XXXVIII. Après avoir rempli la plupart des grandes obligations de sa charge, il fut atteint d’une maladie, critique au début, puis inoffensive, mais pénible et tenace. Sur le conseil des médecins il se rendit par mer à Élée, en Italie [99] , et y fit un assez long séjour dans une propriété voisine du rivage et parfaitement tranquille. Les Romains le regrettèrent et firent souvent entendre, au théâtre, des acclamations qui montraient leur ardent désir de le revoir. Comme il était tenu de prendre part à un sacrifice et que, désormais, sa santé paraissait satisfaisante, il revint à Rome. Il fit le sacrifice avec les autres prêtres, et le peuple répandu autour de lui manifestait visiblement sa joie. Le lendemain, il offrit lui-même un nouveau sacrifice aux dieux en action de grâces pour sa guérison. La cérémonie achevée, comme on l’a dit plus haut [100] , il rentra chez lui et se coucha. Avant d’avoir pu sentir et constater l’aggravation de son état, il perdit connaissance et tomba dans le délire. Il mourut deux jours après, sans avoir été privé ni frustré de rien de ce qui passe pour nécessaire au bonheur. Et, en effet, son convoi funèbre comporta une pompe et un empressement qui rehaussèrent la vertu de ce grand homme par les plus éclatants témoignages de vénération. Son mérite n’eut pour parure ni l’or, ni l’ivoire, ni l’opulence et la profusion, mais l’affection, l’estime, l’enthousiasme que marquaient non seulement des citoyens romains, mais encore des étrangers. En tout cas, ce qu’il put se trouver là d’Espagnols, de Ligures et de Macédoniens, assistèrent aux obsèques. Les uns, étant forts et jeunes, prirent le lit funèbre et le placèrent sur leurs épaules ; les plus âgés suivaient en appelant Paul-Émile le bienfaiteur et le sauveur de leurs patries. Car non seulement, au temps de ses victoires, il avait montré à tous de la douceur et de l’humanité ; mais encore il passa tout le reste de sa vie à leur faire constamment du bien et à s’intéresser à eux comme à de proches parents. Sa fortune était, dit-on, de 370.000 drachmes [101] à peine. Il en institua héritiers ses deux fils ; mais le plus jeune, Scipion, la laissa toute à son frère, étant entré lui-même dans la maison plus riche de l’Africain.
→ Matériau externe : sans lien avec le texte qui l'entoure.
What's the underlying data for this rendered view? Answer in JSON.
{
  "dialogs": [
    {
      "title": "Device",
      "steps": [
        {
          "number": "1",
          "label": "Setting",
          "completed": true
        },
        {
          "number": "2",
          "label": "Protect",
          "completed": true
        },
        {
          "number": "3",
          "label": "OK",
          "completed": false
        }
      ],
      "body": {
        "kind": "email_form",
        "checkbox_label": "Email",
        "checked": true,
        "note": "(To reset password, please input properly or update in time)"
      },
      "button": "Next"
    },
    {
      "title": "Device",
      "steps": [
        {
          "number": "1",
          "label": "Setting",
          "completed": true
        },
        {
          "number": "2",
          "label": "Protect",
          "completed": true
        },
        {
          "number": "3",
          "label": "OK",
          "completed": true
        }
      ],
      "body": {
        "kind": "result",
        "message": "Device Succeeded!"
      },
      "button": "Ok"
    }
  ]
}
Tels furent, dit-on, le caractère et la conduite de Paul-Émile.


 

[1] Consul en 216, tué à la bataille de Cannes.

[2] Marcus Terentius Varro.

[3] Le premier Africain.

[4] Allusion peut-être à l’Euthyphron de Platon.

[5] Vers 192 av. J.-C. Le conflit était latent depuis 196. Antiochos le Grand régna sur la Syrie de 223 à 188.

[6] En 190 av. J.-C. La grande insurrection avait été écrasée vers 199. Il ne s’agissait plus que de mouvements locaux.

[7] Scipion Emilien.

[8] Quintus Fabius Aemilianus, adopté par le fils ou le petit-fils de Fabius Cunctator (le Temporisateur).

[9] Quintus Fabius Maximus Verrucosus Cunctator ( ?-203 av. J.-C.).

[10] Quintus Aelius Tubero, père du stoïcien.

[11] Les Ligures avaient servi comme mercenaires dans les armées de Carthage.

[12] Partie de la mer Méditerranée comprise entre l’Italie, la Corse, la Sardaigne et la Sicile.

[13] Les galères militaires pouvaient comporter quatre ou cinq rangs de rames.

[14] Persée, fils aîné de Philippe V, régna de 179 à 168 av. J.-C.

[15] Au sud de l’Asie Mineure, entre la Cappadoce et la Cilicie.

[16] Environ 86 millions de francs-or [1950].

[17] Philippe V, fils de Démétrios II, régna de 220 à 179. Il était monté sur le trône à dix-sept ans.

[18] Il est difficile de considérer comme une victoire la mort d’Hannibal, contraint au suicide en 183 à la cour de Prusias, Roi de Bithynie, qui allait le livrer aux Romains.

[19] Antigone, Roi d’Asie (382-301), vaincu et tué à Ipsos par Lysimaque. Cf. Vie de Démétrios.

[20] Démétrios Poliorcète (le Preneur de Villes) (337-283), Roi de Macédoine de 296 à 287.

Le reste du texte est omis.